For example, in *Feed1* below, images are marked sensitive, but there is *not*
a content warning for any items in the feed.
In *Feed2* below, all images are marked sensitive and all posts are marked with a
content warning of "ideatrash". It will also mark the content warning with
any other tags the post may have.
In *Feed3* below, images are only marked sensitive if they are triggered by a
content warning (from the "filter" line in the *Default* section), otherwise
there are no content warnings and images are presented normally.
```
[Feed1]
url = /feeds/ideatrash_parsed.xml
sensitive = yes
ContentWarning = no
GlobalCW =
[Feed2]
url = https://ideatrash.net/feed
sensitive = yes
ContentWarning = yes
GlobalCW = ideatrash
[Feed3]
url = https://ideatrash.net/feed
sensitive = no
ContentWarning = yes
GlobalCW =
# If a path, it must be relative to $XDG_DATA_HOME/agaetr and begin with a slash
# $XDG_DATA_HOME *is* different if you're using Flatpak!
# note the source and command.
[Feed4]
src = https://ideatrash.net/feed
cmd = sed 's/
.*\]\]><\/description>/\]\]\><\/description>/g'
url = /relative/path/to/xml/filename.xml
```
## 9. Advanced Content Warning
If you need ideas for what tags/terms make good content warnings, the file
`cwlist.txt` is included for your convenience.
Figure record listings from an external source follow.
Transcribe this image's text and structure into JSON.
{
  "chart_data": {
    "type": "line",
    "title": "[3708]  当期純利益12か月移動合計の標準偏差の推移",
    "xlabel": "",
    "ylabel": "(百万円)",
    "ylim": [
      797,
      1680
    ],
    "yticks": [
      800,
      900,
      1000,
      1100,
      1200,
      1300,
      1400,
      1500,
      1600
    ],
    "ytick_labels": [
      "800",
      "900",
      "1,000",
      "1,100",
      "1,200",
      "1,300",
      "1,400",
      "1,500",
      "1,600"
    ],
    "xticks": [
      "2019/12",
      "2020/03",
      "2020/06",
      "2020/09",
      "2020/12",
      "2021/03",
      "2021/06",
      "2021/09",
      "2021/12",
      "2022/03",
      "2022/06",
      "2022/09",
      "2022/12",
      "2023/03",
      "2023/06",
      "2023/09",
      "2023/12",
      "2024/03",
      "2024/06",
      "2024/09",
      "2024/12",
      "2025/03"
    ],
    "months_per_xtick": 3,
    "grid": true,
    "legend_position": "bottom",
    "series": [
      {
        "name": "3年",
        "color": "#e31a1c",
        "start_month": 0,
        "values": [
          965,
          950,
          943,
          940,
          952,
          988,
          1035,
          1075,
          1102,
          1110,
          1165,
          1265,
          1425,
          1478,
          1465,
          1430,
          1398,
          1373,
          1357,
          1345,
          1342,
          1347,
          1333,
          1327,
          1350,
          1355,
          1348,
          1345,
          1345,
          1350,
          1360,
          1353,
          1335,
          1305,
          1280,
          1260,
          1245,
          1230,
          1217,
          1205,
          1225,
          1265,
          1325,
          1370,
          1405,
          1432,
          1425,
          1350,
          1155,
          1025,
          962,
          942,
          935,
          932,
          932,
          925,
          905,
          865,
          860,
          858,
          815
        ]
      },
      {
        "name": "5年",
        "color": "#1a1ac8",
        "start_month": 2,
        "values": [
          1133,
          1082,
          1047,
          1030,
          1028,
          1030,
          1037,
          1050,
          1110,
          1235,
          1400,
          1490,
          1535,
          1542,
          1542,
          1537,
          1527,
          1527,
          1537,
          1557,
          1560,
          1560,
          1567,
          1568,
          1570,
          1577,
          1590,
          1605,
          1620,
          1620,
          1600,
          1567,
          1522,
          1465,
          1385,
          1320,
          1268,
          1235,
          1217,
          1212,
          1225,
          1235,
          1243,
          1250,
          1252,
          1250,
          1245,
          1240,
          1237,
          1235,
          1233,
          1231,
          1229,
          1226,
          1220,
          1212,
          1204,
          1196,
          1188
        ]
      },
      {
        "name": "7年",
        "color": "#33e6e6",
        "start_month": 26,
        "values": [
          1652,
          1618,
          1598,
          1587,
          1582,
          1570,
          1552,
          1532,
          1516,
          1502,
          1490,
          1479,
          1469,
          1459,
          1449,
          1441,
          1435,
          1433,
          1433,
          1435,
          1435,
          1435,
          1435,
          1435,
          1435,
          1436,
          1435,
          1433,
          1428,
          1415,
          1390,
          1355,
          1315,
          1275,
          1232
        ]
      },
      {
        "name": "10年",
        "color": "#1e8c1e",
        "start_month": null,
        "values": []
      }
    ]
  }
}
Because of how it matches, a
filter of "abuse" should catch "child abuse" and "sexual abuse", etc. However,
it matches whole words, so "war" should *not* catch "bloatware" or "warframe".
The advanced content warning system is configured in the `agaetr.ini` as
well, following a similar format to the feeds:
```
[CW9]
keyword = social-media
matches = facebook twitter mastodon social-media online
```
The "keyword" is what is outputted as the content warning, the space-separated
line after matches is what strings will trigger that keyword as a content
warning. This will work on *all* feeds where `ContentWarning = yes` is
configured.
### The keyword should **NOT** be a potentially sensitive word itself.
## 10. Usage
Standalone: /path/to/agaetr.sh [options]
* --help: show help
* --locations: print config and data locations
* --readme: display the README on the console
* --version: report version
* --pull: draw in configured RSS sources
* --push: push out from queue
* --muna [URL]: unredirect a URL
* --url [URL] --description [text]: add single url to outbound queue
### IMPORTANT NOTE ABOUT CRON
**If you run `agaetr` as a cron job, ensure that the cron job is
run as the user (and with the environment) you used to set up the
online services.**
Because it's all modular, it's possible to run independent elements, or to run from the
control file `agaetr.sh`. It's also possible to source the senders and archivers
to pass additional (global) variables to them:
"$pubtime" "$title" "$description" "$link" "$hashtags"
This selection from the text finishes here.